Anthropogenic water depletion in the Indo-Gangetic Plain

The Indo-Gangetic Plain, feeding more than 9 billion people, are facing serious water scarcity due to expanding populations and development in agriculture and industry. Rainfall concentrated in monsoon season, about 70% of precipitation falls between June and September, causes the imbalance between water supply and demand. A large amount of groundwater is extracted for irrigation during dry season, causes the groundwater to decline. Increasing glacier meltwater under the ongoing warming of global climate from upstream high mountainous also modulates the variation of terrestrial water storage (TWS) in this region. Thus, estimating and evaluating anthropogenic water depletion are beneficial to water resources protection and management in the Indo-Gangetic Plain.

Here, we propose a method to remove the influence of climate variability and obtain human-driven TWS variability. Atmosphere-driven TWS variability is estimated by a relationship between change in TWS (GRACE data) and precipitation and temperature, which has been confirmed that these two variables (precipitation and temperature) already explain a substantial fraction of continental-scale run off dynamics in previous studies. Glacier melting recharge from upstream high mountainous is calculated by the proportion with the temperature.
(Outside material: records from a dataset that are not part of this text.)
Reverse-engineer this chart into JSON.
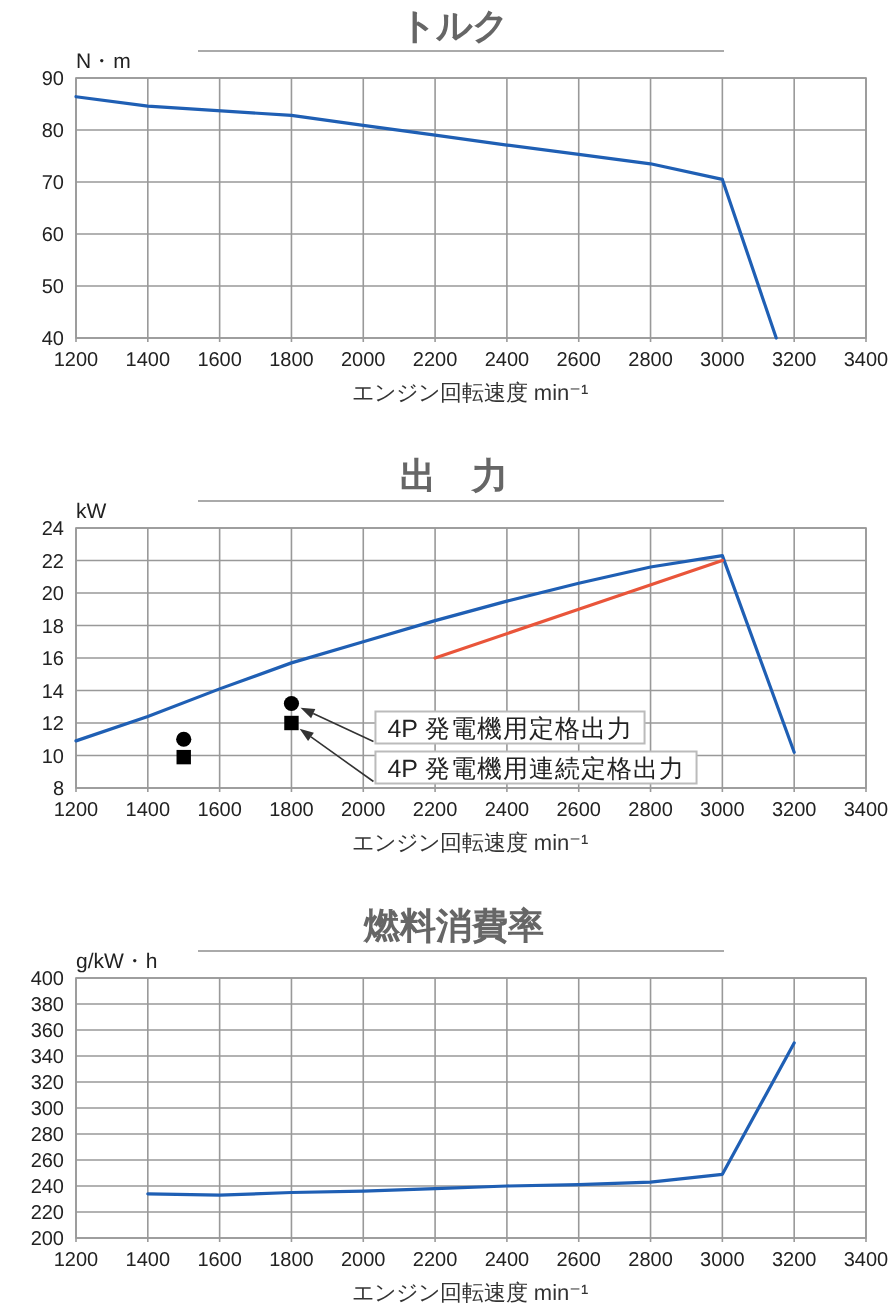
{
  "chart_data": [
    {
      "type": "line",
      "title": "トルク",
      "xlabel": "エンジン回転速度 min⁻¹",
      "ylabel": "N・m",
      "xlim": [
        1200,
        3400
      ],
      "ylim": [
        40,
        90
      ],
      "xticks": [
        1200,
        1400,
        1600,
        1800,
        2000,
        2200,
        2400,
        2600,
        2800,
        3000,
        3200,
        3400
      ],
      "yticks": [
        40,
        50,
        60,
        70,
        80,
        90
      ],
      "grid": true,
      "series": [
        {
          "color": "#1f5fb4",
          "x": [
            1200,
            1400,
            1800,
            2000,
            2200,
            2400,
            2600,
            2800,
            3000,
            3150
          ],
          "values": [
            86.4,
            84.6,
            82.8,
            80.9,
            79.0,
            77.1,
            75.3,
            73.5,
            70.5,
            40
          ]
        }
      ]
    },
    {
      "type": "line",
      "title": "出　力",
      "xlabel": "エンジン回転速度 min⁻¹",
      "ylabel": "kW",
      "xlim": [
        1200,
        3400
      ],
      "ylim": [
        8,
        24
      ],
      "xticks": [
        1200,
        1400,
        1600,
        1800,
        2000,
        2200,
        2400,
        2600,
        2800,
        3000,
        3200,
        3400
      ],
      "yticks": [
        8,
        10,
        12,
        14,
        16,
        18,
        20,
        22,
        24
      ],
      "grid": true,
      "series": [
        {
          "color": "#1f5fb4",
          "x": [
            1200,
            1400,
            1600,
            1800,
            2000,
            2200,
            2400,
            2600,
            2800,
            3000,
            3200
          ],
          "values": [
            10.9,
            12.4,
            14.1,
            15.7,
            17.0,
            18.3,
            19.5,
            20.6,
            21.6,
            22.3,
            10.2
          ]
        },
        {
          "color": "#e9553a",
          "x": [
            2200,
            2600,
            3000
          ],
          "values": [
            16.0,
            19.0,
            22.0
          ]
        },
        {
          "type": "scatter",
          "name": "4P 発電機用定格出力",
          "marker": "circle",
          "color": "#000000",
          "x": [
            1500,
            1800
          ],
          "values": [
            11.0,
            13.2
          ]
        },
        {
          "type": "scatter",
          "name": "4P 発電機用連続定格出力",
          "marker": "square",
          "color": "#000000",
          "x": [
            1500,
            1800
          ],
          "values": [
            9.9,
            12.0
          ]
        }
      ]
    },
    {
      "type": "line",
      "title": "燃料消費率",
      "xlabel": "エンジン回転速度 min⁻¹",
      "ylabel": "g/kW・h",
      "xlim": [
        1200,
        3400
      ],
      "ylim": [
        200,
        400
      ],
      "xticks": [
        1200,
        1400,
        1600,
        1800,
        2000,
        2200,
        2400,
        2600,
        2800,
        3000,
        3200,
        3400
      ],
      "yticks": [
        200,
        220,
        240,
        260,
        280,
        300,
        320,
        340,
        360,
        380,
        400
      ],
      "grid": true,
      "series": [
        {
          "color": "#1f5fb4",
          "x": [
            1400,
            1600,
            1800,
            2000,
            2200,
            2400,
            2600,
            2800,
            3000,
            3200
          ],
          "values": [
            234,
            233,
            235,
            236,
            238,
            240,
            241,
            243,
            249,
            350
          ]
        }
      ]
    }
  ]
}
Results show that the rate of anthropogenic depletion of water in Indus Plain increased from -5.5 km³/yr to -25.0 km³/yr during 2003 - 2011 due to the deficient precipitation, and remained stable from 2011 to 2016 at the rate of ~-26.0 km³/yr with increasing precipitation and enhancing glacier meltwater recharge. The rate of anthropogenic depletion of water in Ganges Plain (including the Brahmaputra River) slowed from -37.7 km³/yr to -12.0 km³/yr during 2003 -2011due to the increased glacier meltwater recharge, which reduced the pressure of irrigation water in northwest of the Plain. However, with the increasing temperature since 2014, The rate of anthropogenic depletion of water increased to -20.0 km³/yr in 2016.